Current-generation data management technologies aren't able to scale up to handle the hundreds of terabytes or even petabytes of data that IT systems need to serve up for production and analytical applications, Sarathy said. Most conk out at tens of terabytes, he said.

"As Big Data applications grow in size and scope, companies need to rethink the data management architecture required to support their SLA goals," said Talena founder and CEO Nitin Donde in a statement. "Today, companies often write one-off scripts to create backup copies or to move data to test/dev sandboxes or for archival purposes. This approach isn't scalable and makes it difficult to recover data as needed, and results in increased capital and operational burdens."

The Talena platform was developed on a petabyte-scale architecture and is designed to manage thousands of nodes in distributed environments. It provides storage reduction techniques optimized for diverse data formats and supports data-aware workflows beyond traditional file-based approaches. And it supports compute and storage pools based on commodity hardware and storage systems.

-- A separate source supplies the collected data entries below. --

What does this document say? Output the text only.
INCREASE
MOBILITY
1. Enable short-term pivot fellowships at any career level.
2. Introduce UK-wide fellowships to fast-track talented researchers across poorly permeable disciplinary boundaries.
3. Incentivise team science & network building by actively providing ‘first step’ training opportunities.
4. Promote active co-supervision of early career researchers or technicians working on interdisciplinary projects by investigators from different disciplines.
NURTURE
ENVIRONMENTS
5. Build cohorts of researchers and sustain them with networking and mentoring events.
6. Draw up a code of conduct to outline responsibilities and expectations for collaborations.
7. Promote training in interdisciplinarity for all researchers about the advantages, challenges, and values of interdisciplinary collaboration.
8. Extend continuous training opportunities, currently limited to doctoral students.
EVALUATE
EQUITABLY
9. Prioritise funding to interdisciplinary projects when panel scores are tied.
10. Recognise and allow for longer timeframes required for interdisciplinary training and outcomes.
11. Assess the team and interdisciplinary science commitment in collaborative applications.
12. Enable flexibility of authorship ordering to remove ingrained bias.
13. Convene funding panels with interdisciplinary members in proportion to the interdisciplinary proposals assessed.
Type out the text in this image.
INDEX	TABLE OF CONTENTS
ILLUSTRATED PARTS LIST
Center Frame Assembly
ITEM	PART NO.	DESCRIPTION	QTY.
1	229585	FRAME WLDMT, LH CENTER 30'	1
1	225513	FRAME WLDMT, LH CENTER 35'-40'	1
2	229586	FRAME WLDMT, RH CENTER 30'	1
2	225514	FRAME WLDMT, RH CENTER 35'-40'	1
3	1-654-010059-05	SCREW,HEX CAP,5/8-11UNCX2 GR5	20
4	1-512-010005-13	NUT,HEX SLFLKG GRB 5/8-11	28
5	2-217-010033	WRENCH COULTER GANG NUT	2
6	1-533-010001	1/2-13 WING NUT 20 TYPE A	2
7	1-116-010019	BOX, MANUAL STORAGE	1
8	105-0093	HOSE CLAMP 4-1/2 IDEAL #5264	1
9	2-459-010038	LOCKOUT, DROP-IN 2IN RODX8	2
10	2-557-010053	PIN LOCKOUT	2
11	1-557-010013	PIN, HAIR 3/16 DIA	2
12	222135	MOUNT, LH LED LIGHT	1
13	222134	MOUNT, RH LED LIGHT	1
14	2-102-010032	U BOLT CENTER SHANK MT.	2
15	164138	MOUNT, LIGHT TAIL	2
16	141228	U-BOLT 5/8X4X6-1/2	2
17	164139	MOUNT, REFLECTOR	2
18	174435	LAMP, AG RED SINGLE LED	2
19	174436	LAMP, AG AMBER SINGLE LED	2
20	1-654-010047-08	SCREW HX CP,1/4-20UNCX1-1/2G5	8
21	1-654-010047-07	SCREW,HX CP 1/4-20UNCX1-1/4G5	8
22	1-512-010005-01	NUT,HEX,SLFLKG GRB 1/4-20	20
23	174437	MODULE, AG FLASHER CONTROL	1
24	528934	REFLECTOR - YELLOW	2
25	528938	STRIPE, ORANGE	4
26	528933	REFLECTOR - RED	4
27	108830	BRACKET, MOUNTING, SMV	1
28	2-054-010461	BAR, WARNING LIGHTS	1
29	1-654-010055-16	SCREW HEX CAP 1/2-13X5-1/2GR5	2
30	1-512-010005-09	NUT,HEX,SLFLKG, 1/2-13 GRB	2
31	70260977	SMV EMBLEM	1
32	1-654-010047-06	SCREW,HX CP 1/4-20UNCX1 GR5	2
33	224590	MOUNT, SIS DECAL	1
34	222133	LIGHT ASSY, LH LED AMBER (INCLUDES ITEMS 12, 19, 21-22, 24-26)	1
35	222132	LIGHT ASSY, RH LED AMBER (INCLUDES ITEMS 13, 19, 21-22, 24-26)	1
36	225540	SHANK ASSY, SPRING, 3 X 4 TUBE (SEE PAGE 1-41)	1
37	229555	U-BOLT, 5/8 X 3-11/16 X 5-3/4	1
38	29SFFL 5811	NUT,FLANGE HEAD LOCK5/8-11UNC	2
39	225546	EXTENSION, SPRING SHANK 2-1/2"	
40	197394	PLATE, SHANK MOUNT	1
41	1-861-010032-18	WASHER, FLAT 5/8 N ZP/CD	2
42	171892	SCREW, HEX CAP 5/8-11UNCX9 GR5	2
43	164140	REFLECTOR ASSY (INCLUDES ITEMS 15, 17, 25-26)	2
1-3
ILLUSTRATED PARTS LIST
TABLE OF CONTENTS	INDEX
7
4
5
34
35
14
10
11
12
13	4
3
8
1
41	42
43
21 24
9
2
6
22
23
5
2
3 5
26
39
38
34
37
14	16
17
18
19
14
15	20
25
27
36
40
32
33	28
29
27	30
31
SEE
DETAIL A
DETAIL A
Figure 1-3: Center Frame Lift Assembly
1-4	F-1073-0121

Talena's software, which includes a data management console and a growing catalog of connectors to diverse data sources, also prevents data loss and helps organizations prioritize data management tasks for compliance and risk management purposes, Sarathy said.

Talena has been working directly with early-adopter customers for about three months, according to Sarathy. The company will use the new financing to expand its sales and marketing efforts "and start aggressively selling the product," he said. Ultimately that will include working through multiple channels including solution providers, systems integrators and data platform resellers.